Still, there is bad news for the insect-germ population. Brand Y now claims that it has the destructive power to kill all 100 per cent of insects; that's more like it. Even Darwin could not have foreseen this threat to the evolutionary process, but where does this leave the should-be-over-the-moon hypochondriac? In the context of those 200,000 germs - nowhere. He can hardly take his vaporiser to church, where so many sneezers tend to gather, or to the supermarket or wherever it is that crowds come together for one reason or another. Without his weapon of mass destruction he is at their mercy.

In the case of sneezers-in-churches, perhaps priests can point out to the congregation during the sneeze season that this is not the case; that it is a matter of manners and hygiene to cover up when anybody is about to relieve himself of 20 million germs? Perhaps the coughs-and-sneezes-spread-dis-eases chant in schools of yesteryear can be re-introduced to every classroom in the land. I'm not holding my breath, which I find myself doing when I sit behind a sneezing predator and cannot flee, depriving myself of oxygen for a dangerous period of time and risking cardiac arrest. If germs don't get you...

And another thing

If it was about time Brand Y came on to the market, with God knows what side-effects, the banning of dangerous pets has also been a long time in coming. It will now be more difficult to import a polar bear than used to be the case, possibly impossible to pass an orang-utan through Customs, which sounds fine to me.

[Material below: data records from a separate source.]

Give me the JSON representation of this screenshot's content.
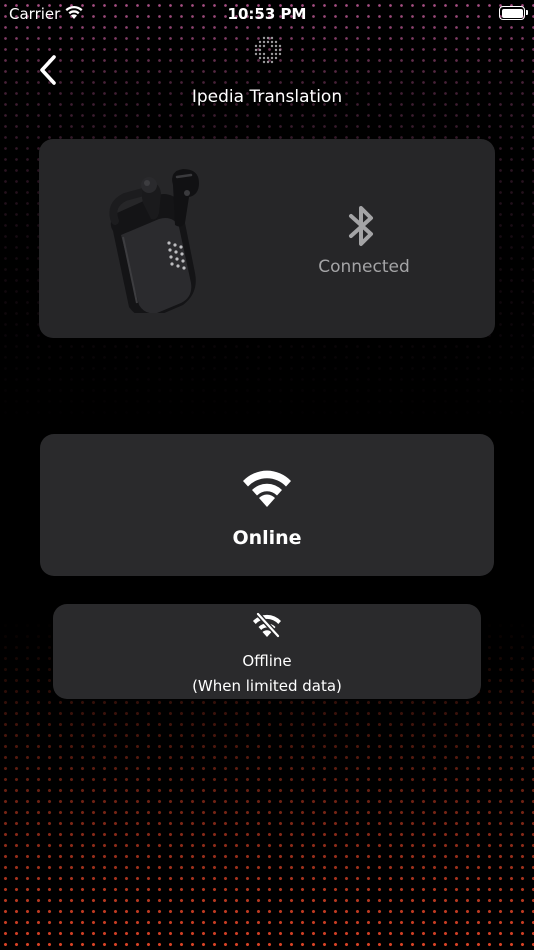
{
  "status_bar": {
    "carrier": "Carrier",
    "time": "10:53 PM"
  },
  "header": {
    "title": "Ipedia Translation",
    "back_icon": "chevron-left-icon",
    "logo_icon": "dot-grid-logo-icon"
  },
  "device": {
    "status": "Connected",
    "status_icon": "bluetooth-icon"
  },
  "modes": {
    "online": {
      "label": "Online",
      "icon": "wifi-icon"
    },
    "offline": {
      "label": "Offline",
      "sublabel": "(When limited data)",
      "icon": "wifi-off-icon"
    }
  },
  "colors": {
    "background": "#000000",
    "card": "#2a2a2c",
    "muted_text": "#a4a4a6",
    "accent_top_dots": "#ff78c8",
    "accent_bottom_dots": "#e64628"
  }
}
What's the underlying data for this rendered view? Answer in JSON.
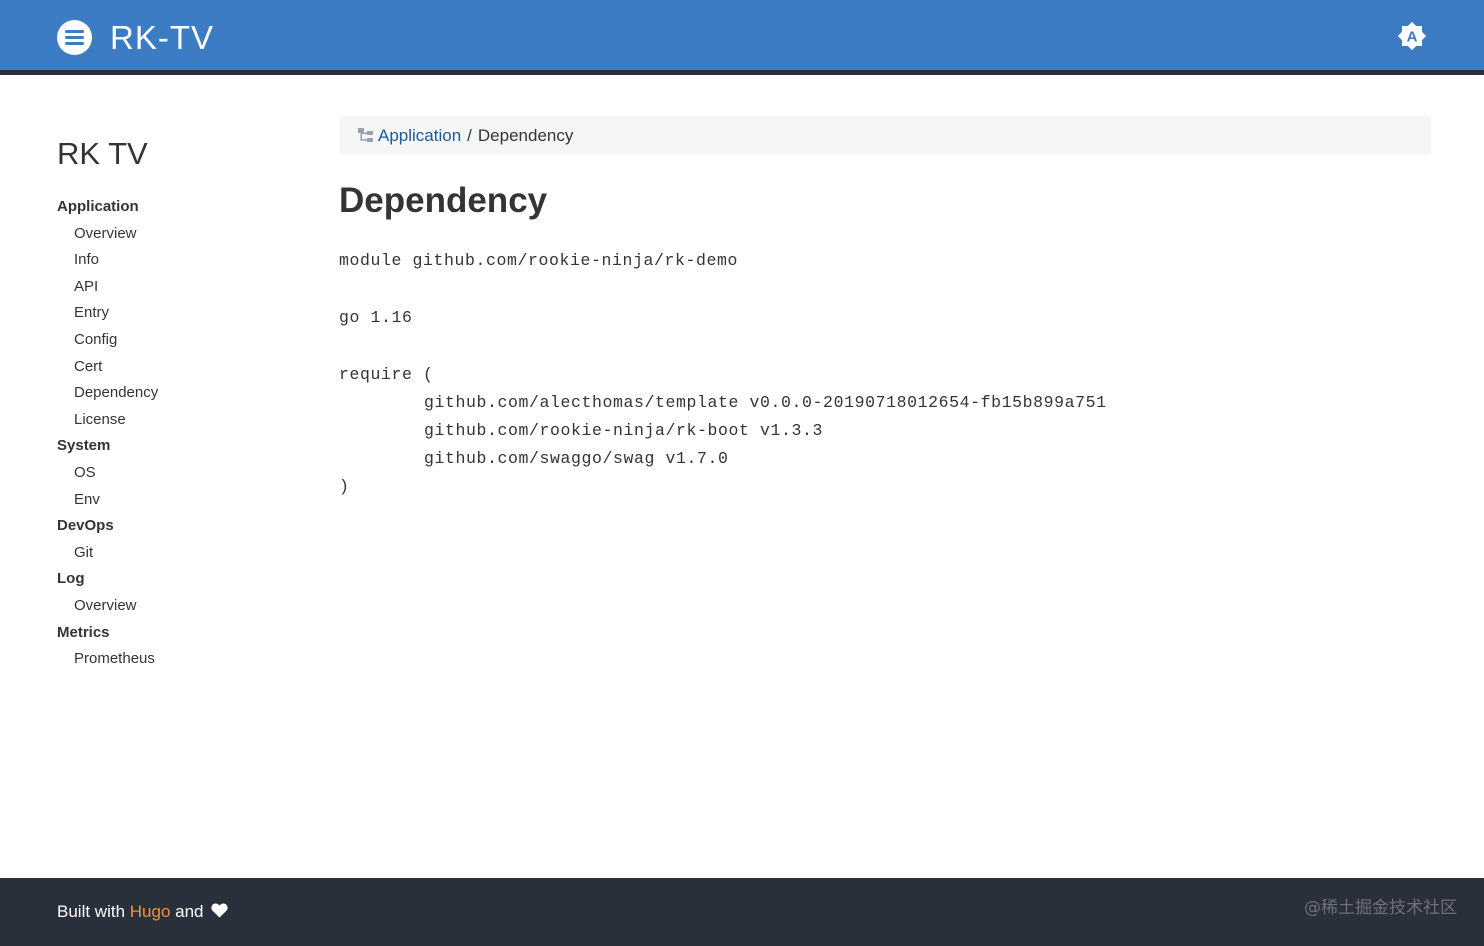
{
  "header": {
    "brand": "RK-TV",
    "menu_icon": "menu-lines-icon",
    "theme_icon": "brightness-auto-icon",
    "colors": {
      "bar": "#3c7cc5",
      "bar_border": "#2a2f3c"
    }
  },
  "sidebar": {
    "title": "RK TV",
    "sections": [
      {
        "label": "Application",
        "items": [
          "Overview",
          "Info",
          "API",
          "Entry",
          "Config",
          "Cert",
          "Dependency",
          "License"
        ]
      },
      {
        "label": "System",
        "items": [
          "OS",
          "Env"
        ]
      },
      {
        "label": "DevOps",
        "items": [
          "Git"
        ]
      },
      {
        "label": "Log",
        "items": [
          "Overview"
        ]
      },
      {
        "label": "Metrics",
        "items": [
          "Prometheus"
        ]
      }
    ]
  },
  "breadcrumb": {
    "icon": "sitemap-icon",
    "parent": "Application",
    "separator": "/",
    "current": "Dependency"
  },
  "page": {
    "title": "Dependency",
    "code": {
      "module_line": "module github.com/rookie-ninja/rk-demo",
      "go_line": "go 1.16",
      "require_open": "require (",
      "requires": [
        "github.com/alecthomas/template v0.0.0-20190718012654-fb15b899a751",
        "github.com/rookie-ninja/rk-boot v1.3.3",
        "github.com/swaggo/swag v1.7.0"
      ],
      "require_close": ")"
    }
  },
  "footer": {
    "built_with": "Built with",
    "hugo": "Hugo",
    "and": "and",
    "heart_icon": "heart-icon",
    "watermark": "@稀土掘金技术社区",
    "colors": {
      "background": "#2a2f3c",
      "link": "#f0952d"
    }
  }
}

I must admit I was unaware that reptiles are slurping around the odd Maltese swimming pool, or sliding through somebody's garden knocking back a rabbit here, an unsuspecting chicken there, and capable of snaking through to somebody else's back yard, expostulations of Nimby by the backyard's owner notwithstanding.

And I had clean forgotten that it was not so long ago that a Bengal tiger in its cub stage and presumably with the where-withal to become a scout, was discovered by animal welfare officials - I suspect these were alerted by somebody who heard unnaturally throaty Bengali meows emerging from the house to which the cub had been tracked. The strange thing is not its presence in Malta thousands of miles away from its habitat, but the fact that the owner had all the necessary paperwork for it to enter the island legally.

Now, presumably because it has dawned on somebody that baby snake and baby tiger have this irritating propensity to grow up, turn into adults and, in the fullness of time, reproduce; or because, perhaps, in a flash of illumination, it crossed the mind of whoever is in charge of welcoming animals to Malta that hippos charging down Republic Street in Valletta, or crocodiles charging up Manwel Dimech Street in Sliema, could pose a nasty problem, the authorities have decided to clamp down.

Elephants and things already enjoying the Maltese islands now need to be registered; failure to register them within the next three months will open their owners to prosecution, con-fiscation of cuddly hyenas, and a fine ranging from €232, which sounds and is, dismally small, to €46,587, which sounds more like it.

One other matter needs to be considered; let's think snakes that have taken up residence. Suppose these increase and multiply, as is their wont - and the wont of every animal, harmless or dangerous. What safeguards will the law put in place to make sure that (a) offspring, too, are registered and (b) the security of everybody else is guaranteed?

In other words, how safe are the rest of us from, say, a runaway rhinoceros, or a crazed python? ...Let me end with a non sequitur; by the end of today we will have already lost six minutes of daylight; and Germany or England after this afternoon's match.